Oh, and at 7:30 I called the pediatrician, who was supposed to be present for the birth, and finally confessed to her that I had no intention of going to the clinic, and would she come to the house. (She’s already agreed to come to the house for the subsequent visits in the first few days.) She had no problem with that and I gave her directions, but I know that at one point I had to say “Just a moment,” and breathe carefully through the next contraction, then continued talking with her. She was willing to come right away, but I said that we might as well wait until the midwife arrived and could give a better estimate than I could of how long it might still be. As it turned out, my husband called her about half an hour after the birth.
So…according to our borrowed digital scale theoretically accurate to the nearest 100 grams, Elisabeth weighed 3.8 kilos (8 pounds 6 ounces), and the beaming midwife and pediatrician (who discovered that they come from the same village) both agreed that her APGAR was a perfect 10. She’d cried loudly but fairly briefly right after she was born, and then nursed some and looked around with a confused look. We didn’t measure her until the next day–her head was only 35 centimeters around (smallest of all my full-term babies), but she was 52 centimeters long. And we didn’t agree on her first name until about seven hours after she was born, and still haven’t agreed on a middle name.
Incidentally, this morning as I was mixing up everybody’s names and then stared at Elisabeth trying to get her name straight, I said out loud, “I keep forgetting her name!” No, of course I didn’t exactly mean that literally…but I have a very literal nearly-five-year-old daughter. Katie left the room and came back with paper and pen and asked me to spell Elisabeth, which I did, and she wrote down. Then she handed me the paper and said very seriously, “There–now when you forget what her name is, you can just look at this and read it!”

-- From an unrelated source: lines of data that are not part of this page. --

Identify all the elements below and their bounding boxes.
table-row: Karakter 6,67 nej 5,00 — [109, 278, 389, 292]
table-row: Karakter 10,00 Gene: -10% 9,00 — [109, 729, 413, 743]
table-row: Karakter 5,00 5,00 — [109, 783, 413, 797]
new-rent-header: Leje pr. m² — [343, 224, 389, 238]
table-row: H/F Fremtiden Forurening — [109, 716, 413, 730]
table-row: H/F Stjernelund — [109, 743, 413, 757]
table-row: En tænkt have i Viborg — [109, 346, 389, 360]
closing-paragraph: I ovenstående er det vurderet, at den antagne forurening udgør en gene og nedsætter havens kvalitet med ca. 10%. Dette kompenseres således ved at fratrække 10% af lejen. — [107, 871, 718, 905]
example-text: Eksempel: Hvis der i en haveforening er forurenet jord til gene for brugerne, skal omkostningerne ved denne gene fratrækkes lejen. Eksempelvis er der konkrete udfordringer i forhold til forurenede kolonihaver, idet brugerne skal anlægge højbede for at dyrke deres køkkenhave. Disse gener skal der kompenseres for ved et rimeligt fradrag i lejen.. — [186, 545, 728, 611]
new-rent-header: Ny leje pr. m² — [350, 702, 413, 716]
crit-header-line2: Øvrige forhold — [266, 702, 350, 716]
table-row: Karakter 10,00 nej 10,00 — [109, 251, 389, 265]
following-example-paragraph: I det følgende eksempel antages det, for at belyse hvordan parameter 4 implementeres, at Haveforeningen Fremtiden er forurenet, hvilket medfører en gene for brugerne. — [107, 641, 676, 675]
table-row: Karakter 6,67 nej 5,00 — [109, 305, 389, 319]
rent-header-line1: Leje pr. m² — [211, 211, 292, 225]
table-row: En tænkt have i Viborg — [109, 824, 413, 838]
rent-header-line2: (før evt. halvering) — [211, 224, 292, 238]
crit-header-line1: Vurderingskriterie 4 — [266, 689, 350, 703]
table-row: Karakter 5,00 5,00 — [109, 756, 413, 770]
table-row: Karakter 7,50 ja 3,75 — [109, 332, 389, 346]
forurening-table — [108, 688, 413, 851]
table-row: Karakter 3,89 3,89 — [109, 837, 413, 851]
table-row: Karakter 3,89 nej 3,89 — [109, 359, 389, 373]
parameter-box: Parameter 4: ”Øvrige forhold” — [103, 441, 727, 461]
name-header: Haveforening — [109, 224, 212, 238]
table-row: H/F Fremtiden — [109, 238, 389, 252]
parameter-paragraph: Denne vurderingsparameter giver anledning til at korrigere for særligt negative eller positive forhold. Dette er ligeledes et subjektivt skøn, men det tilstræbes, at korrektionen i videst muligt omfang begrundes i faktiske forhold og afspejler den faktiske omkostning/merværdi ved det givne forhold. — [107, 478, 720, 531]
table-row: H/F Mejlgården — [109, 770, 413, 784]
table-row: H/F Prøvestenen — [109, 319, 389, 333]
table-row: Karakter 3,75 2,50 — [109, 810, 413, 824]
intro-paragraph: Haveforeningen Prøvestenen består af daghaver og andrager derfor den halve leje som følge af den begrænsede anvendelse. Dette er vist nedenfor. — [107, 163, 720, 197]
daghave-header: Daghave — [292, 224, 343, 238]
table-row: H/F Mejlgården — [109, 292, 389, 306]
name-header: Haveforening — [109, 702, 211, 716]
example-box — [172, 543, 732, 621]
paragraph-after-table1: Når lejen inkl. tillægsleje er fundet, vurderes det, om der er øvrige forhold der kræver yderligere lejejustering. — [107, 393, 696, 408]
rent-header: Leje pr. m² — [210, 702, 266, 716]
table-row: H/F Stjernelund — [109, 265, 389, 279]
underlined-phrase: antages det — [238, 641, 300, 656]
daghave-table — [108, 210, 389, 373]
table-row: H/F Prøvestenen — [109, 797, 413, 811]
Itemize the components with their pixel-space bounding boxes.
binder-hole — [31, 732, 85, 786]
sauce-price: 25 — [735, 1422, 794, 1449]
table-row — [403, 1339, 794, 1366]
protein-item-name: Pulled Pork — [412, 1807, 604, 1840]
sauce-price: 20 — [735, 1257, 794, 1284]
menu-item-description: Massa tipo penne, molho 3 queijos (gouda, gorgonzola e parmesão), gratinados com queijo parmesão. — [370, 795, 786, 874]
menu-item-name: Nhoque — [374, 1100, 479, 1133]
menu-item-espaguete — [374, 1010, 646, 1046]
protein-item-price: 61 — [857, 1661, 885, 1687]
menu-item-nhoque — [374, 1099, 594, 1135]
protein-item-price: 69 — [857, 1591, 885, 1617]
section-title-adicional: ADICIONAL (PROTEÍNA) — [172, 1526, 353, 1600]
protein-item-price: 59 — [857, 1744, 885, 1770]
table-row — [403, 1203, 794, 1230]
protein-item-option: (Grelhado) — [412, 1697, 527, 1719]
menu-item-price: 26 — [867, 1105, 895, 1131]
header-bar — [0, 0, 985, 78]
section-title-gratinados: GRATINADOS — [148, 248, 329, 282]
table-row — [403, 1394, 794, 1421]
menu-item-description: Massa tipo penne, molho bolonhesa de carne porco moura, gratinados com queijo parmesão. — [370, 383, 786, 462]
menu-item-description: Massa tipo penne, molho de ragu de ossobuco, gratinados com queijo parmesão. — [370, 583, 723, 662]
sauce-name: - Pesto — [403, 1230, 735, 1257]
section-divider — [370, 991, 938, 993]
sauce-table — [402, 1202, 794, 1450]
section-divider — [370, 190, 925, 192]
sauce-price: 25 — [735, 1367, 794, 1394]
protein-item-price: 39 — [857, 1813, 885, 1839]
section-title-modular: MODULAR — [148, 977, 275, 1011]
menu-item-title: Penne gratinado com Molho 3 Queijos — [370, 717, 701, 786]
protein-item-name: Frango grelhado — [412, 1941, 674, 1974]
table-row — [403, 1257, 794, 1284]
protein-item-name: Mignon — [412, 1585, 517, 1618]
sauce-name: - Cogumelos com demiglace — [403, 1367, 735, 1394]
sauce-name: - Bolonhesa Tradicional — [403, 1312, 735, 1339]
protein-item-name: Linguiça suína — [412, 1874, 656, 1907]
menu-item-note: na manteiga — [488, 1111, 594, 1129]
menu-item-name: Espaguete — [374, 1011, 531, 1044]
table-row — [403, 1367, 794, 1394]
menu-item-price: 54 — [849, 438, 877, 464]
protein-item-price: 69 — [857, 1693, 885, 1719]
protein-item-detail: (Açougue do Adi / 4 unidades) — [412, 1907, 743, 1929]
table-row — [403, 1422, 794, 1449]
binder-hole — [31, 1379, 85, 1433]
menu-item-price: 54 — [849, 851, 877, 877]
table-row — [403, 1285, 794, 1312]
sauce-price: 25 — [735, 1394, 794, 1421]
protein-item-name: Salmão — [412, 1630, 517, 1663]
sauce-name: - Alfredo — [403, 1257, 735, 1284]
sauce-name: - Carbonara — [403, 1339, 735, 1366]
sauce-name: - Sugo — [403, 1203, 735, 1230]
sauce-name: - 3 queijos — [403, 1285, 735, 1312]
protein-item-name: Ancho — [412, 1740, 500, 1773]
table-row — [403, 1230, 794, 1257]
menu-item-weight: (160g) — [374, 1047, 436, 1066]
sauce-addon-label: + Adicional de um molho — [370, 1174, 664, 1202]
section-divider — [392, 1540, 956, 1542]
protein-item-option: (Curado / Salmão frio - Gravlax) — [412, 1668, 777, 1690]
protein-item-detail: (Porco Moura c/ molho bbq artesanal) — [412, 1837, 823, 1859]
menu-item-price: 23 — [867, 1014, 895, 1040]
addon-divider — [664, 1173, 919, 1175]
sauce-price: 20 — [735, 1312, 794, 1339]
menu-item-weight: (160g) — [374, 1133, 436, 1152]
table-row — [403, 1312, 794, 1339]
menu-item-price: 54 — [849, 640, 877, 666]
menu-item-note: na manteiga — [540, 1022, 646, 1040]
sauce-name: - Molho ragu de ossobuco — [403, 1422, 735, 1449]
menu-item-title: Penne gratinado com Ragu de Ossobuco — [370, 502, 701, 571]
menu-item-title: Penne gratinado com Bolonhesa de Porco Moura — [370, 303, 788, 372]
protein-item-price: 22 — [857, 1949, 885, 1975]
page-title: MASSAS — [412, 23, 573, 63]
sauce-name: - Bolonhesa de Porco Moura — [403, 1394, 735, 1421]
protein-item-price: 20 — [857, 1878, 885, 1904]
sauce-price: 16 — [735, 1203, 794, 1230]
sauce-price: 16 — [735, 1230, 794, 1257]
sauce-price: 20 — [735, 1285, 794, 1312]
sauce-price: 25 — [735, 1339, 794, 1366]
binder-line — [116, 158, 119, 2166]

She’s now over 2 1/2 days old, still no middle name. For all of our children, the middle name has been the opportunity to use a name that is special for some reason (either because of being named for someone else or because of the actual meaning of the name), but which we wouldn’t use as a first name for some reason (usually the lack of compatibility in various languages). So the middle name IS a gift that we want to give our daughter, and just “sounding good with Elisabeth” isn’t a good enough reason…but my theoretical choice for a middle name doesn’t sound at all good with Elisabeth, so I can’t decide whether to take it or not. I’m driving my husband crazy (not for the first time…), but he’s not being any more helpful, either. Having five speaking children, we have five different suggestions from them, too. Actually, Elisabeth had been my first choice for a middle name for a long time (a name I love anyway, my grandma’s name (but with a z, not an s), and it means “pledged to God”), as I thought it too long for a first name, and I still think it’s too long for a first name, but if I could figure out how to put photos on here, I could prove that her name IS Elisabeth, because that’s what she looks like.
I suppose I’m rambling again. It’s just past 11:00, I ought to go to bed. I can only sleep so much, and I’m not DOING anything. The older children have been very helpful, my husband is home, and I’m just not doing anything except sitting on the couch with the fan blowing on me, and nursing Elisabeth. But I know my husband turned the air conditioner on in our bedroom when he went to bed a little while ago, so I think I’ll go to bed and read, at least.